3月29 日の警視庁捜査二課による家宅捜索以降の流れは、この文章を読んで下さっている皆様もおそらくよくご存じのことではないかと思います。その結果、4月3日に岩本理事会によって第三者委員会の設置が決定されました。そして4か月にわたる調査の後、同委員会は8 月2 日に調査報告書を発表しますが、そこでは女子医大法人の抱える問題に対する、数々の、とても厳しい指摘が述べられていました。

この報告書を受け、8 月7日に岩本絹子氏は理事会で理事長を解任され、8月16日に女子医大のガバナンスの抜本的な見直しに向けて、新生東京女子医科大学のための諮問委員会が設置されました。
2か月間の移行期を経て、10月23日、岩本氏体制での理事会、評議員会全員が辞任し、同日、山中寿学長他新役員が就任されました。そして12月6日、清水治新理事長が選任され、3病院の院長も決定して新体制の本格的スタートとなりました。

 

りぼんの会の活動 2023年9月―現在まで

りぼんの会Xでは、2023年9月10日の第1報をリリースして以来、2024年12月15日までにメンバー全員で知恵を絞って228件の記事をリリースしてきました。大学や卒業生の紹介、女子医大の中で活躍する現役医師の紹介、私立学校法に関する記事などその内容は多岐にわたります。記事の内容は顧問弁護士にすべてリーガルチェックしていただきました。

 2024年3月29日、大学や岩本氏自宅等へ家宅捜索が入ったのは上述した通りです。家宅捜索の規模を考えると、2022年9月告発2023年3月受理の私たちによる刑事告発もまたそのベースにあることは想像に難くありませんでした。この時はりぼんの会メンバーは大学教育棟の前に赴き、実況中継に近い形で卒業生に現場を伝えました。

 りぼんの会の活動はXやNoteでの情報発信だけではありません。ここで詳細にまで触れる事は出来ませんが、文部科学省訪問、第三者委員会・諮問委員会への発言や提言等も積極的に行いました。

 振り返れば足掛け4年にも及ぶ、手弁当の、厳しい、痛みを伴う複雑な戦いで、正直なところまだまだ書ききれないエピソードが山のようにあります。ただ、今の時点で皆様に知っていただきたいことは、この事件は岩本絹子氏というひとりの卒業生によって引き起こされたものであったけれども、問題解決に向けてひたすら邁進した卒業生たちもまた確かに存在していたということ、私たち「りぼんの会」が母校女子医大の復活のために、誠心誠意、そして渾身取り組んできたことです。
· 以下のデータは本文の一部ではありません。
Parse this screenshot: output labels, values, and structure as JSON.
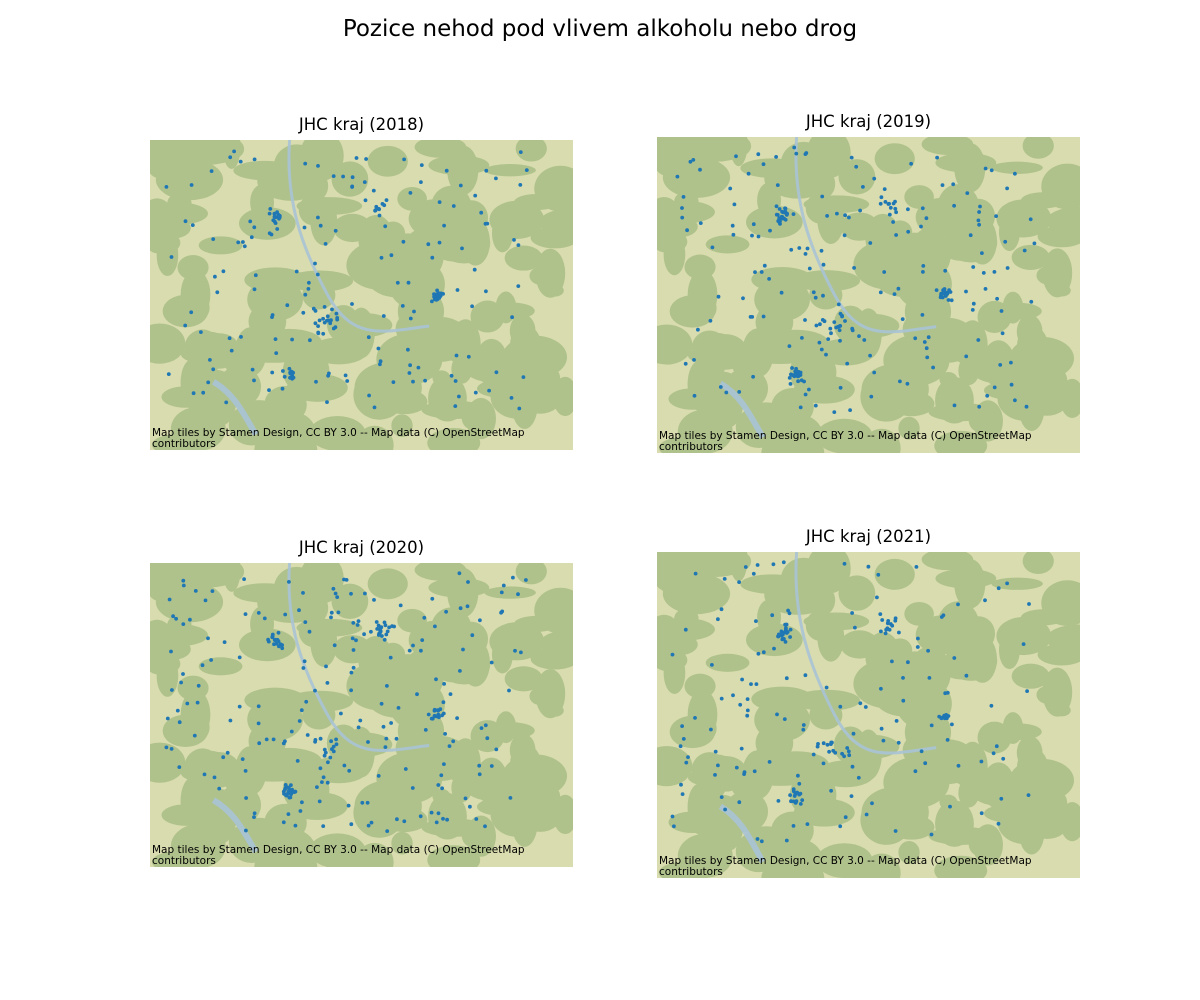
{
  "figure": {
    "title": "Pozice nehod pod vlivem alkoholu nebo drog"
  },
  "colors": {
    "marker": "#1f77b4",
    "map_base": "#d9dcae",
    "forest": "#8fae72",
    "water": "#a9c3d6"
  },
  "panels": [
    {
      "title": "JHC kraj (2018)",
      "attribution": "Map tiles by Stamen Design, CC BY 3.0 -- Map data (C) OpenStreetMap contributors",
      "seed": 2018,
      "points": 230
    },
    {
      "title": "JHC kraj (2019)",
      "attribution": "Map tiles by Stamen Design, CC BY 3.0 -- Map data (C) OpenStreetMap contributors",
      "seed": 2019,
      "points": 260
    },
    {
      "title": "JHC kraj (2020)",
      "attribution": "Map tiles by Stamen Design, CC BY 3.0 -- Map data (C) OpenStreetMap contributors",
      "seed": 2020,
      "points": 280
    },
    {
      "title": "JHC kraj (2021)",
      "attribution": "Map tiles by Stamen Design, CC BY 3.0 -- Map data (C) OpenStreetMap contributors",
      "seed": 2021,
      "points": 210
    }
  ]
}
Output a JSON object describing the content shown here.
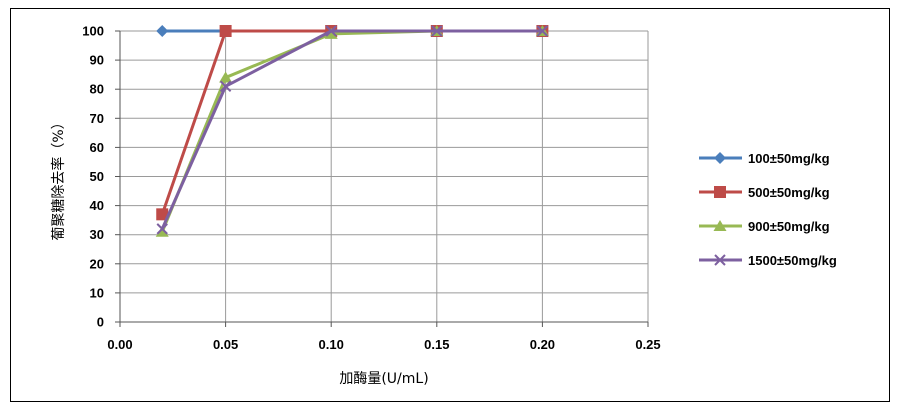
{
  "chart_data": {
    "type": "line",
    "title": "",
    "xlabel": "加酶量(U/mL)",
    "ylabel": "葡聚糖除去率（%）",
    "xlim": [
      0,
      0.25
    ],
    "ylim": [
      0,
      100
    ],
    "xticks": [
      "0.00",
      "0.05",
      "0.10",
      "0.15",
      "0.20",
      "0.25"
    ],
    "yticks": [
      "0",
      "10",
      "20",
      "30",
      "40",
      "50",
      "60",
      "70",
      "80",
      "90",
      "100"
    ],
    "x": [
      0.02,
      0.05,
      0.1,
      0.15,
      0.2
    ],
    "grid": true,
    "legend_position": "right",
    "series": [
      {
        "name": "100±50mg/kg",
        "values": [
          100,
          100,
          100,
          100,
          100
        ],
        "color": "#4a7ebb",
        "marker": "diamond"
      },
      {
        "name": "500±50mg/kg",
        "values": [
          37,
          100,
          100,
          100,
          100
        ],
        "color": "#be4b48",
        "marker": "square"
      },
      {
        "name": "900±50mg/kg",
        "values": [
          31,
          84,
          99,
          100,
          100
        ],
        "color": "#98b954",
        "marker": "triangle"
      },
      {
        "name": "1500±50mg/kg",
        "values": [
          32,
          81,
          100,
          100,
          100
        ],
        "color": "#7d60a0",
        "marker": "x"
      }
    ]
  }
}
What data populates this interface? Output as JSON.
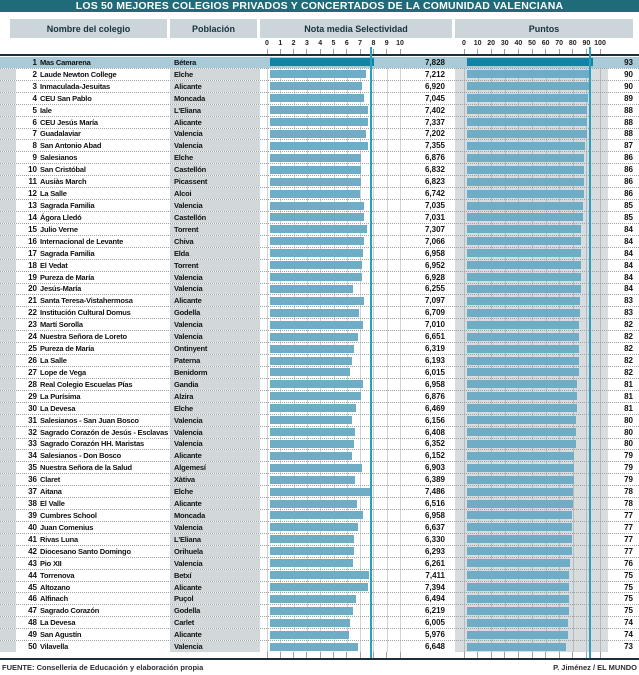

 ここまで私たちの活動に賛同し協力して下さった方々には本当に感謝しています。身を粉にして女子医大の復活に取り組んで下さった職員・元職員の方々、そしていま起きている事態をまっすぐに伝えて下さった報道の方々に改めて御礼申し上げます。皆様の励ましや協力があって、最悪の中にも考えうる最善に近い結果に至ったのが今の大学の姿ではないかと思います。ここに至る道に貢献出来たことを私たちは心から誇りに思っています。そしてこれからも母校の発展に協力していく所存です。